Le tai-chi, cet art martial chinois, a également montré ses bienfaits sur la santé. Les sportifs souffrent de cancer, de leucémie ou sont en rémission et ils se concentrent pendant le cours d’une heure sur leur bien-être.

"Je suis arrivée avec la greffe à des situations d’extrême fatigue, et à ce moment-là vous n’avez plus envie de rien. Alors le fait de reprendre quelques forces musculaires, vous reprenez gout à la vie", explique Anne, adepte du tai-chi. Même constat pour Catherine qui "oublie ses douleurs petites ou grandes. Pendant cette heure ce cours, on ne pense qu’à se dépenser à 100%".
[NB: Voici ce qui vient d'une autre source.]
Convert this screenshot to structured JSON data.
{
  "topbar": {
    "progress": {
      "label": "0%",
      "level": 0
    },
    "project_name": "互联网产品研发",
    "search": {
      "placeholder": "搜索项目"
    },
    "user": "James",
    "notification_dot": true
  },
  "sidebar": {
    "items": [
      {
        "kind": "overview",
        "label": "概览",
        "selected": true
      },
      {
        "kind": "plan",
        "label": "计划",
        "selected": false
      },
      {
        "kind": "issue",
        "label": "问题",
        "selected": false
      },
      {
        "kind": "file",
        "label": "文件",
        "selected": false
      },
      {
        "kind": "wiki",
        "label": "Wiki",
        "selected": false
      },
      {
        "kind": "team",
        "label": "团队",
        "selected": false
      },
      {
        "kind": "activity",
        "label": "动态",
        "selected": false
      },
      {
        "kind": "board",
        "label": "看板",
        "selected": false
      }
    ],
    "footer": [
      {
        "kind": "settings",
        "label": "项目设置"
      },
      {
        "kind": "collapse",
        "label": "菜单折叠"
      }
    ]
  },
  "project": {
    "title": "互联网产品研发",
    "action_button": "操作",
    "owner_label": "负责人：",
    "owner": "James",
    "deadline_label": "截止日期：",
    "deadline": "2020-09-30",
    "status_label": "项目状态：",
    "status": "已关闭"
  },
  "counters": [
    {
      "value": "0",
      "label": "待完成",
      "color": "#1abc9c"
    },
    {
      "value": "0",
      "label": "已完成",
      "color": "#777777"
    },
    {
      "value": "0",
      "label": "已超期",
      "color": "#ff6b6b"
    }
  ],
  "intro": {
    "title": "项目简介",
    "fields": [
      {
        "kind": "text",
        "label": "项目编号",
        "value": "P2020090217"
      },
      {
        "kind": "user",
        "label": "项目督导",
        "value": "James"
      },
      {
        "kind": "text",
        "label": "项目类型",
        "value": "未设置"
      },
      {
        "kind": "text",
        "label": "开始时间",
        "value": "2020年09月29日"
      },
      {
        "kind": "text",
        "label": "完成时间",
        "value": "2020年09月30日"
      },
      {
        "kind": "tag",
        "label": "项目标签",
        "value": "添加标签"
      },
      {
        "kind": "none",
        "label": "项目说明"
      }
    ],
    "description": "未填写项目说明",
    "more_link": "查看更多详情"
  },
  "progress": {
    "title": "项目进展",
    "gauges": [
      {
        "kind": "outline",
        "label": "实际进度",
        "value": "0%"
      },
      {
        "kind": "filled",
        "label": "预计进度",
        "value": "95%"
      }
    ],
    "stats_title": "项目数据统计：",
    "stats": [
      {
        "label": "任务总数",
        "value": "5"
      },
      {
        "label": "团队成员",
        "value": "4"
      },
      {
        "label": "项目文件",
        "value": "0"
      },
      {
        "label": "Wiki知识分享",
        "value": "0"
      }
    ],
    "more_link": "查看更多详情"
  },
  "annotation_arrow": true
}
Les mouvements sont lents et adaptés. Le sport vient soulager les douleurs dues aux traitements médicaux. "Y’a vraiment cette idée de retrouver un corps qui a été blessé par la maladie et les traitements. Il s’agit de reconstruire un corps qui soit un compagnon, un allié pour pouvoir continuer à vivre et bien vivre", explique Roseline de Lauriston, éducatrice médico-sportive de l’association Cami sport & cancer. 

En novembre 2015, les députés ont adopté l’amendement concernant la prescription médicale du sport. Les patients souffrant d’affection longue durée reconnue, comme les cancers ou les maladies neurologiques, pourront désormais se faire prescrire et rembourser des séances de sport par leur médecin traitant.